2015.09 resserrer les liens

Alors pourquoi je parlais de karma tout à l’heure, déjà ?

Et bien parce que j’ai de grosses envies de déconnexion en ce moment – pas très pratique pour le boulot d’ailleurs (mais c’est peut-être pour ça que je développe une autre branche d’activité à laquelle je me consacre beaucoup en ce moment). Je n’ai pas tout coupé, j’ai toujours – malheureusement – le réflexe d’ouvrir Facebook dès que je passe devant mon téléphone ou que je ne sais pas quoi faire, dès que je patiente dans une file d’attente, quand vient le moment de faire une pause dans la journée. Et je lis, je lis. Il y a parfois des choses intéressantes à grappiller mais au fond, passer autant de temps par jour à regarder la vie des autres et à mettre en pause la sienne, c’est un peu bizarre. Enfin, pas complètement. Parce que je réalise à quel point ces moments, les yeux rivés sur mon téléphone, parfois en même temps que mes enfants m’appellent, me permettent une déconnexion salvatrice du quotidien. Dans les moments où on aurait bien envie d’être seule ou invisible mais où on ne peut pas. Alors on s’extrait, quelques minutes…

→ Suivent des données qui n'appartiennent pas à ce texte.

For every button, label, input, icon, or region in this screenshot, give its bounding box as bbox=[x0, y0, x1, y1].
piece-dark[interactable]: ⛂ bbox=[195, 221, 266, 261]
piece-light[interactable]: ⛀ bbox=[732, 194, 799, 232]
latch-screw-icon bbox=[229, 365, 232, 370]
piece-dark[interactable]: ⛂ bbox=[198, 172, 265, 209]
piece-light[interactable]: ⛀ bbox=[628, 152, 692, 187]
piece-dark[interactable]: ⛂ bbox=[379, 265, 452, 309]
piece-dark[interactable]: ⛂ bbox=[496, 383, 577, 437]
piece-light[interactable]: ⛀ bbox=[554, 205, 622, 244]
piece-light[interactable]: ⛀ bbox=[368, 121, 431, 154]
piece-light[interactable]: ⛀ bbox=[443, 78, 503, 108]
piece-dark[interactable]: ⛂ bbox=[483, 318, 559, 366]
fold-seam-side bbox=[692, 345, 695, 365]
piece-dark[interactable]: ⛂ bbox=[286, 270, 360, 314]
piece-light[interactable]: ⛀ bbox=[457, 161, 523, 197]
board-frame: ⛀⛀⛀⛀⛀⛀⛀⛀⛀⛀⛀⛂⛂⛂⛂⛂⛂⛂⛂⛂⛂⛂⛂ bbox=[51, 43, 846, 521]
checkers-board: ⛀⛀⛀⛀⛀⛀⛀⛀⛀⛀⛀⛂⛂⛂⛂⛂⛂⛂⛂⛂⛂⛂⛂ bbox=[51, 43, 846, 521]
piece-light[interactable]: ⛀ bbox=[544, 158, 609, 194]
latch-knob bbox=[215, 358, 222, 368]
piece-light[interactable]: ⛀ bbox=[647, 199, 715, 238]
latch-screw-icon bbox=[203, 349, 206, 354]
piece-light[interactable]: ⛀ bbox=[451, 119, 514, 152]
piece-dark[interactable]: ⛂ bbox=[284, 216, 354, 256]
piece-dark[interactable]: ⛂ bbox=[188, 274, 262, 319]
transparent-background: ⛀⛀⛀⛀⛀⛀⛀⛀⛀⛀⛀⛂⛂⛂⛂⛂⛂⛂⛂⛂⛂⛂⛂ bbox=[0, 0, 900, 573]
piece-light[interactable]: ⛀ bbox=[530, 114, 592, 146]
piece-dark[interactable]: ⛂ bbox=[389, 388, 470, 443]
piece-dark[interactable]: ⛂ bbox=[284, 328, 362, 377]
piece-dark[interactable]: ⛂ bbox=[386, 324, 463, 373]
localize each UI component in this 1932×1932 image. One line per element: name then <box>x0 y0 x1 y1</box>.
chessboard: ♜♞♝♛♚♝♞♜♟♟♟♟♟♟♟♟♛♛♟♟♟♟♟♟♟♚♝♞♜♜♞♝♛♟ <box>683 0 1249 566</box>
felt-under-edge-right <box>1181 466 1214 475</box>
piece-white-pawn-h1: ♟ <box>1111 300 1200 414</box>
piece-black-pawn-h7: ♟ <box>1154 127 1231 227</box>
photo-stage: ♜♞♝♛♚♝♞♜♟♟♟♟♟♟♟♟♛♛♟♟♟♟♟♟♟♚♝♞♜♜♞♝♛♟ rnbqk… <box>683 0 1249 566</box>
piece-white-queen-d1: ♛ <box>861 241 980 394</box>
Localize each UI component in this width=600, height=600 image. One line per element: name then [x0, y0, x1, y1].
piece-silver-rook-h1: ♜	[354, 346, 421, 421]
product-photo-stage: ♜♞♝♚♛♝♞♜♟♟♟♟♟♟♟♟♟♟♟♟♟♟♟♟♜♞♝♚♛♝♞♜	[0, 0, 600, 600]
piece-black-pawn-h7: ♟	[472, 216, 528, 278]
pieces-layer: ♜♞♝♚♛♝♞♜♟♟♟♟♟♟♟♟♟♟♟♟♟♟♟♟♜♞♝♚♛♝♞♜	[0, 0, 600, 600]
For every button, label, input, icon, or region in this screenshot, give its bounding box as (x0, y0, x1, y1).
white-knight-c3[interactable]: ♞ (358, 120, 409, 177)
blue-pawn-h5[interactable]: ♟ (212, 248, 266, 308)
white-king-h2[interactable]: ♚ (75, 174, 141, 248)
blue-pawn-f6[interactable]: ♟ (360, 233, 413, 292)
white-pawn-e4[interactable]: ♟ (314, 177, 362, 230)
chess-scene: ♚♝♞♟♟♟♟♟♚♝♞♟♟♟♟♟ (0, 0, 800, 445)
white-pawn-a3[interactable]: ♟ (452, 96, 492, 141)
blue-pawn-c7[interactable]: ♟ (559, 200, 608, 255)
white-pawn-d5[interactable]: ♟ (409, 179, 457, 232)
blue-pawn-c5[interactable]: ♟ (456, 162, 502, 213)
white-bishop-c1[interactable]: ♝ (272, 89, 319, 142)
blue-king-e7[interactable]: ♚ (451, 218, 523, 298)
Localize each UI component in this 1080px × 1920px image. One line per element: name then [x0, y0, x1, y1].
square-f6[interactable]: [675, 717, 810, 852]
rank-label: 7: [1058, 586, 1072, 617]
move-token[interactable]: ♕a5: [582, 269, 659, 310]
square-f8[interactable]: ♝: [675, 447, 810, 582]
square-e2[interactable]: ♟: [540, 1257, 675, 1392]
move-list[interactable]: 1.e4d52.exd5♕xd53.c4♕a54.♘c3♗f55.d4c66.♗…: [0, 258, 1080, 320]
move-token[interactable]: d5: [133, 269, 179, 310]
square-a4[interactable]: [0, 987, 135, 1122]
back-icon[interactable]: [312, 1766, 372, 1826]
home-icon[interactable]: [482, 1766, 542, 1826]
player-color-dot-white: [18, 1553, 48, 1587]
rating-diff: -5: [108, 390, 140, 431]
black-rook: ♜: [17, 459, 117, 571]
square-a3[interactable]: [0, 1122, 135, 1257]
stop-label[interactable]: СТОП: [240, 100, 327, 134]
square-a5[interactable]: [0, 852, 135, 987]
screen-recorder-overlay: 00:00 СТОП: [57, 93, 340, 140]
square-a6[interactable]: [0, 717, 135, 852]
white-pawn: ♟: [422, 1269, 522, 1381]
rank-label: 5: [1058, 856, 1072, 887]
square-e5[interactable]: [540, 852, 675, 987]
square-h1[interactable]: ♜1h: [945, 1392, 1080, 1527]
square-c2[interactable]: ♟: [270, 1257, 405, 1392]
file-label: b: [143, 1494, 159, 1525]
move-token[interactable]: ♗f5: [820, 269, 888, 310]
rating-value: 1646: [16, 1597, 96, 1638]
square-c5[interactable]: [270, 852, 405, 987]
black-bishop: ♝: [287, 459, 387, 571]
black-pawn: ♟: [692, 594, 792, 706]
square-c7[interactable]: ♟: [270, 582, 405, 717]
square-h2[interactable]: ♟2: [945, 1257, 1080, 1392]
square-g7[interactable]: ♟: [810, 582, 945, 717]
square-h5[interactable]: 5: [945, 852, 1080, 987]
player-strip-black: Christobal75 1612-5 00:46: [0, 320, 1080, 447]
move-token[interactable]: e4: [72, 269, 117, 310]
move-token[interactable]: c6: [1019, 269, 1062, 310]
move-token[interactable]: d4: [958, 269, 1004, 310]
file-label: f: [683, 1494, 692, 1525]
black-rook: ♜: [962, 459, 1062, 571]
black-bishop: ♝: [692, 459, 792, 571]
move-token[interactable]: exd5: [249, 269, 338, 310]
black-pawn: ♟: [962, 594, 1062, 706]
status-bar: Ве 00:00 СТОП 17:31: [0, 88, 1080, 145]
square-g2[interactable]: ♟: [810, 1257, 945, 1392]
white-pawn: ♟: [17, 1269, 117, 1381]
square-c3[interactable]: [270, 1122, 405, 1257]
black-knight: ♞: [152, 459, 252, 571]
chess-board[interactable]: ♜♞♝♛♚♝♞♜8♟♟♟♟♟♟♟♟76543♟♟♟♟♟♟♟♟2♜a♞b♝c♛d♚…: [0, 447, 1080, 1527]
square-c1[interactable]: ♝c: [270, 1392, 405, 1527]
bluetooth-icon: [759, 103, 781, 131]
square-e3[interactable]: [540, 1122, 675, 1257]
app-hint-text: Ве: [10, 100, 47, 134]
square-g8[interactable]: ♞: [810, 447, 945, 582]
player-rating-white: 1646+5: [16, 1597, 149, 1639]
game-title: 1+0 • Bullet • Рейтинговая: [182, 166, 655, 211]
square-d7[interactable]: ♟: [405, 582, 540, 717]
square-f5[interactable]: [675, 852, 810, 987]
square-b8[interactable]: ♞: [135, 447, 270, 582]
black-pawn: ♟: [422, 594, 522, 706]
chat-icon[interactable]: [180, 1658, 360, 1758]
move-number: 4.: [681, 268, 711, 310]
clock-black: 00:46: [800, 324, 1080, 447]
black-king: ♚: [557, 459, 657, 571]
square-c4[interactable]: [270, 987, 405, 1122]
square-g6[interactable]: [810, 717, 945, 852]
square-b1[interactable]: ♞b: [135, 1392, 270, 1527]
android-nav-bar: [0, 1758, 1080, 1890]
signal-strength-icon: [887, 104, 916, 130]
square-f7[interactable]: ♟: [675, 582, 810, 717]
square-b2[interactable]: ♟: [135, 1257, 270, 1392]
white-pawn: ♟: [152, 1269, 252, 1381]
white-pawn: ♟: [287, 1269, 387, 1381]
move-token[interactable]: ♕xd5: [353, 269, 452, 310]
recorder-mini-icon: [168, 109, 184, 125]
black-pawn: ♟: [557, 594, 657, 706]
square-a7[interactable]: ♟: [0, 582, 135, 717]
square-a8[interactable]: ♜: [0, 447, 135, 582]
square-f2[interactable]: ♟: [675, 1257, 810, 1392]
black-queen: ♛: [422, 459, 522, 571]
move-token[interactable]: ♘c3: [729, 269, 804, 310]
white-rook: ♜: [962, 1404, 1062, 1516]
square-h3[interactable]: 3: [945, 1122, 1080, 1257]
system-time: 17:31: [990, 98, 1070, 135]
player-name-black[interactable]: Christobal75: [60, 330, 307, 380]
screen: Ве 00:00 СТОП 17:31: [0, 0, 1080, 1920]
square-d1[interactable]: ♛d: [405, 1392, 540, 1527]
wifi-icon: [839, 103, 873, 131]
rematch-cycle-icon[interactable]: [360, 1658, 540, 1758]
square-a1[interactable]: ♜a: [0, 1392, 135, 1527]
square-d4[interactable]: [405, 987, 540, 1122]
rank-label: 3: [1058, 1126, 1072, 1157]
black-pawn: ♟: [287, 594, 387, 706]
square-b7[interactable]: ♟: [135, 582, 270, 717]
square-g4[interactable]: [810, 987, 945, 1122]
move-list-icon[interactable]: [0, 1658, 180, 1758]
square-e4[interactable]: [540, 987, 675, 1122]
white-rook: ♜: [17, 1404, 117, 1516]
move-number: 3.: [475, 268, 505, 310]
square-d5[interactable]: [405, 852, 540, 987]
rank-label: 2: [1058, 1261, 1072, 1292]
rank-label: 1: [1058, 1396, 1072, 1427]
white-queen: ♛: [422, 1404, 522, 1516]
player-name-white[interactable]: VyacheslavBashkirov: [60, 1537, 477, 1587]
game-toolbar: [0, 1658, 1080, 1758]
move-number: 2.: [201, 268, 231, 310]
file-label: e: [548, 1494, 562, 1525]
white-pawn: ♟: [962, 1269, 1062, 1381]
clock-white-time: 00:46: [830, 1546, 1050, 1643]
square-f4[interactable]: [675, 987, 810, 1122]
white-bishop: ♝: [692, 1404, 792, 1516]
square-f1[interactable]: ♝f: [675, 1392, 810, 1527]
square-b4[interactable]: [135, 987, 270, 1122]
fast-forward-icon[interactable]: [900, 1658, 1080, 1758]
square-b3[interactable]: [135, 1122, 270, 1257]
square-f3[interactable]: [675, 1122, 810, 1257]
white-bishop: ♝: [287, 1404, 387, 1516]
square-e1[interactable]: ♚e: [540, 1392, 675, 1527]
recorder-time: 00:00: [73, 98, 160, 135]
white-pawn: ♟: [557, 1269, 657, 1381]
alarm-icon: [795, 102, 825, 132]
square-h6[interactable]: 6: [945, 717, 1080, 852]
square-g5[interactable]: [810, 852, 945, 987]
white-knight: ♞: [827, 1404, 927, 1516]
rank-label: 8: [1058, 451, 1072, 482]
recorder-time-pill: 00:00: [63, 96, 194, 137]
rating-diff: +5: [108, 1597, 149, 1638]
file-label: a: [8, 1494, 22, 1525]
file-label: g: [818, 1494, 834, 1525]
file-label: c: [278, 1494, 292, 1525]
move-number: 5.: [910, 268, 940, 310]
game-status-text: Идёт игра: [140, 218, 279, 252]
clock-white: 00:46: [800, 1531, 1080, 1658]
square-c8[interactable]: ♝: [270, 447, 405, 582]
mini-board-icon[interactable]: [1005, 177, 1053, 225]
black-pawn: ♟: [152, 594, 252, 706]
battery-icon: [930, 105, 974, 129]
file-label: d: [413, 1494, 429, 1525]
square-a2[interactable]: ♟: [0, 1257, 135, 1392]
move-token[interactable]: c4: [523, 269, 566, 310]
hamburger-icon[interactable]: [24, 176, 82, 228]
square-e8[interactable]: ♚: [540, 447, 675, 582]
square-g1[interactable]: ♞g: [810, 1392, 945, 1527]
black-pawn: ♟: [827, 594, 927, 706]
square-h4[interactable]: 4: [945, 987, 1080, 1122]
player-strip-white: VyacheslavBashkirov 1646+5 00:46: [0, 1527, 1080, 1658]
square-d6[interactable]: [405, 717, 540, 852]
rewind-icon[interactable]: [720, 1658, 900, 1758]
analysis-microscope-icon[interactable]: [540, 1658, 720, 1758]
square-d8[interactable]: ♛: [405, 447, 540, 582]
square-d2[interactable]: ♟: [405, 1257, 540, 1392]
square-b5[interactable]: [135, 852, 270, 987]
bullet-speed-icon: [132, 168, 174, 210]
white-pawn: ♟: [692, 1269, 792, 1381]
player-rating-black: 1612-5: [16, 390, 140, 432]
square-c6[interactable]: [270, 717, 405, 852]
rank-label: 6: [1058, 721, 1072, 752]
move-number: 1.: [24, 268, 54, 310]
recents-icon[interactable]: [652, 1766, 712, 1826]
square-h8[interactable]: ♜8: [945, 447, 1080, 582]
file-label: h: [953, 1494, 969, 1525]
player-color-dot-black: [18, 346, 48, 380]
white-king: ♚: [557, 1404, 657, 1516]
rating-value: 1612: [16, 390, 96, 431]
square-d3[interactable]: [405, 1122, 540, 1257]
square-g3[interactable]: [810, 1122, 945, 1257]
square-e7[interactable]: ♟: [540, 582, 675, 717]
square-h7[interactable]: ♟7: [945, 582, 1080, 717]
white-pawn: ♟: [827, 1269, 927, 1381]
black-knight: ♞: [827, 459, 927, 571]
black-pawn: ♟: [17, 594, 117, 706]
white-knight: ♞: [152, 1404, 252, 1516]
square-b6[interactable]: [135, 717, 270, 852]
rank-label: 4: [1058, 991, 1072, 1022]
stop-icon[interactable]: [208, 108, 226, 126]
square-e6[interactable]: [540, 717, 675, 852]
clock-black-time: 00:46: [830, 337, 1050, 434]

Un article intéressant lu ces derniers jours sur la question d’ailleurs :

Pendant ces vacances donc, j’ai lu et un peu parcouru les réseaux mais je n’ai quasiment rien posté. Il y a un réseau surtout, sur lequel je ne me retrouve plus, c’est Instagram. Je pense qu’un jour, ça va me prendre et je fermerai mon compte. Je n’y suis jamais de toutes façons et l’esthétisant à outrance me fatigue.

Alors voilà, je disais donc que lundi dernier, il y a tout pile une semaine, je digérais lentement la reprise, en travaillant de chez moi. J’avais envie de faire un petit bilan de cette étape post-vacances et en même temps, je voulais le garder pour moi.

Et puis finalement, la question ne s’est pas vraiment posée parce que je ne pouvais plus accéder à mon blog, dont le plugin de sécurité m’avait bannie. Un signe ?!

Alors je me suis virtuellement tue, là où je pensais parler. Et c’était frustrant parce qu’en fait, dans cette tentative de billet entamé puis parti dans une autre direction en cours de route, je concluais qu’il était temps pour ce blog de s’achever.

Je ne m’y retrouve plus vraiment, je ne sais plus dans quelle direction partir. Je ne sais pas si c’est la perte progressive de mon anonymat (trop de personnes connues IRL qui me lisent, même si c’est bien souvent moi qui leur ai confié l’adresse de cet autre chez moi…) ou si je me sens prisonnière de l’étiquette « maman » et des attentes de mon lectorat ainsi acquis. J’ai pensé tout arrêter ici, ouvrir un nouveau chez moi, sous un autre nom. Ou ne rien ouvrir du tout et écrire seulement pour moi-même, comme j’ai recommencé à le faire depuis 1 mois. Et puis même ailleurs, je ne suis pas sûre de savoir ce que je voudrais dire et partager.

Je m’interroge sur ce besoin de raconter sa vie – a fortiori de la mettre en images, comme le questionnait la blogueuse Marine il y a quelques jours, même si je me suis posée certaines limites depuis le départ – même si cela m’a apporté énormément de choses positives depuis 2011. Peut-être que cela ne correspond plus à mes besoins à présent.

Je vais réfléchir encore un peu. D’autres projets et événements à venir, certains heureux et d’autres beaucoup moins, m’aideront certainement à éclaircir ce que je ressens comme un nouveau chapitre à commencer.